JOHANNESBURG, Mar 30 – Remgro, the Stellenbosch-based investment holding company chaired by Johann Rupert, delivered a sharp increase in earnings for the six months ended 31 December 2025, while simultaneously warning that the escalating conflict in the Middle East poses material risks to South Africa’s fuel supply and broader economy
Headline earnings rose 38.8% to R5.1 billion from R3.7 billion in the prior half-year period, with headline earnings per share climbing 38.5% to 931 cents from 672 cents. The interim dividend was raised to 173 cents per share, an increase of more than 80%.
The earnings improvement was driven by positive contributions of R485 million from Mediclinic, R280 million from Rainbow Chicken, R264 million from fibre operator CIVH, and R166 million from Heineken Beverages. An additional contribution of more than R330 million from TotalEnergies Marketing South Africa was boosted by a once-off Transnet pipeline cost refund
A R240 million decline in the earnings contribution from RCL Foods, attributed to weaker performance in its sugar business, partially offset the gains. The strong results were accompanied by a cautious tone from Chief Executive Jannie Durand on geopolitical risk.

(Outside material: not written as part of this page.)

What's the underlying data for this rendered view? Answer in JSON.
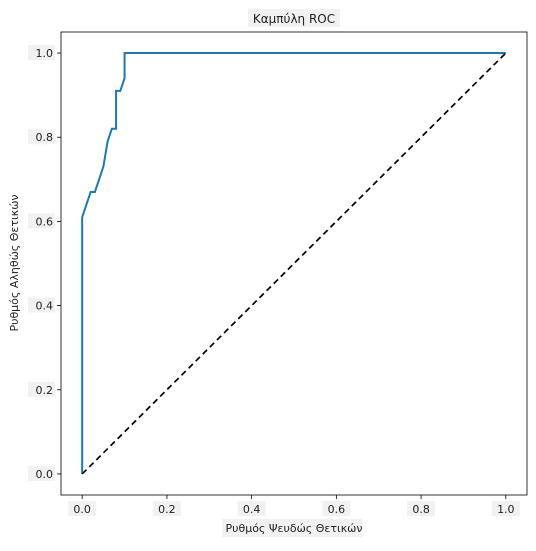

Remgro carries direct exposure to the Middle East through Mediclinic’s operations in the United Arab Emirates. Mediclinic Middle East operates seven hospitals, one day-case clinic and 28 outpatient clinics, with the majority of its operations based in Dubai and Abu Dhabi
“A couple of weeks ago we wouldn’t have been worried because it was just a performing operation, the best operated in the Middle East which as a South African company we’re very proud of. We salute our management teams they’re working closely with the government of the UAE, keeping the hospitals open. Our inpatient volumes seem to be fine, it’s just the outpatient volumes that are not so great at the moment with people not travelling.” – Durand
Remgro stated that the prospects of its UAE healthcare operations are closely linked to the ongoing stability and prosperity of the region, and that the conflict introduces broader risks to global asset prices particularly in an emerging market-weighted portfolio like Remgro’s through the threat of rising inflation and a higher cost of capital
Durand’s stated concern, however, extends beyond the group’s direct assets. “We’re going to have some fuel shortages considering that around 50% of the fuel comes from that region and you can’t just redirect that also we’ve only got one operating refinery,” he said. “It will have an impact not just on our companies but on SA Inc. The people are not in a great position for higher inflation, food prices, all of that we could go back to some of the COVID days which will not be good.”